Raw Story reported June 21 that the businessman and former ambassador to Ireland has been filming "Talk With Tom," a series of impromptu interviews with people he meets on the street.

Candidate Foley and his crew were filming Friday when they chanced upon Jerry Buchanan, an unemployed property overseer, who not only taped the minute-and-thirty-six-second video but learned that Buchanan found Foley an acceptable replacement for sitting incumbent Gov. Daniel P. Malloy.

When Foley asks the man, who vociferously denounces the "liberals who want to tax people to death" if he's going to vote in November, Buchanan enthusiastically replies, "I’m going to vote for Mr. Tom Foley. ”

Foley laughs.

But he and his campaign are in no laughing mood now. In fact, they're removing the video from the campaign website, they say. And for good reason.

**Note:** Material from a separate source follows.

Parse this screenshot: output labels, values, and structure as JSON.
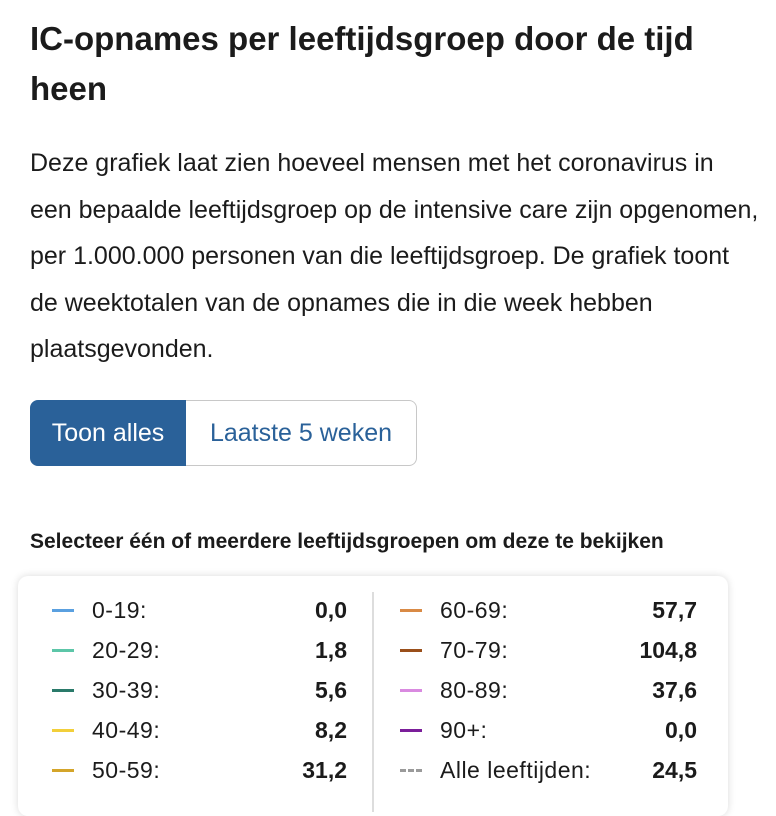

As the CT Post reported, the man to whom Foley was talking, Jerry Buchanan, was a 54-year-old convicted sex offender. State records indicate that Buchananserved three months in prison in 2006 for three separate sex-assault misdemeanors

Tom Foley's spokesperson, Chris Cooper, explained that the videos are spontaneous and not pre-screened. He added, “The only information we get about the subjects comes from what they provide on tape in a two or three minute interview about their views on Connecticut."

Foley is running to gain the Republican nomination in the Conn. governor's race against state Senate Minority Leader John McKinney. He was appointed ambassador in Ireland in 2006 by President George W. Bush and unsuccessfully ran for governor in 2010, where he lost the general election to now Gov. Malloy.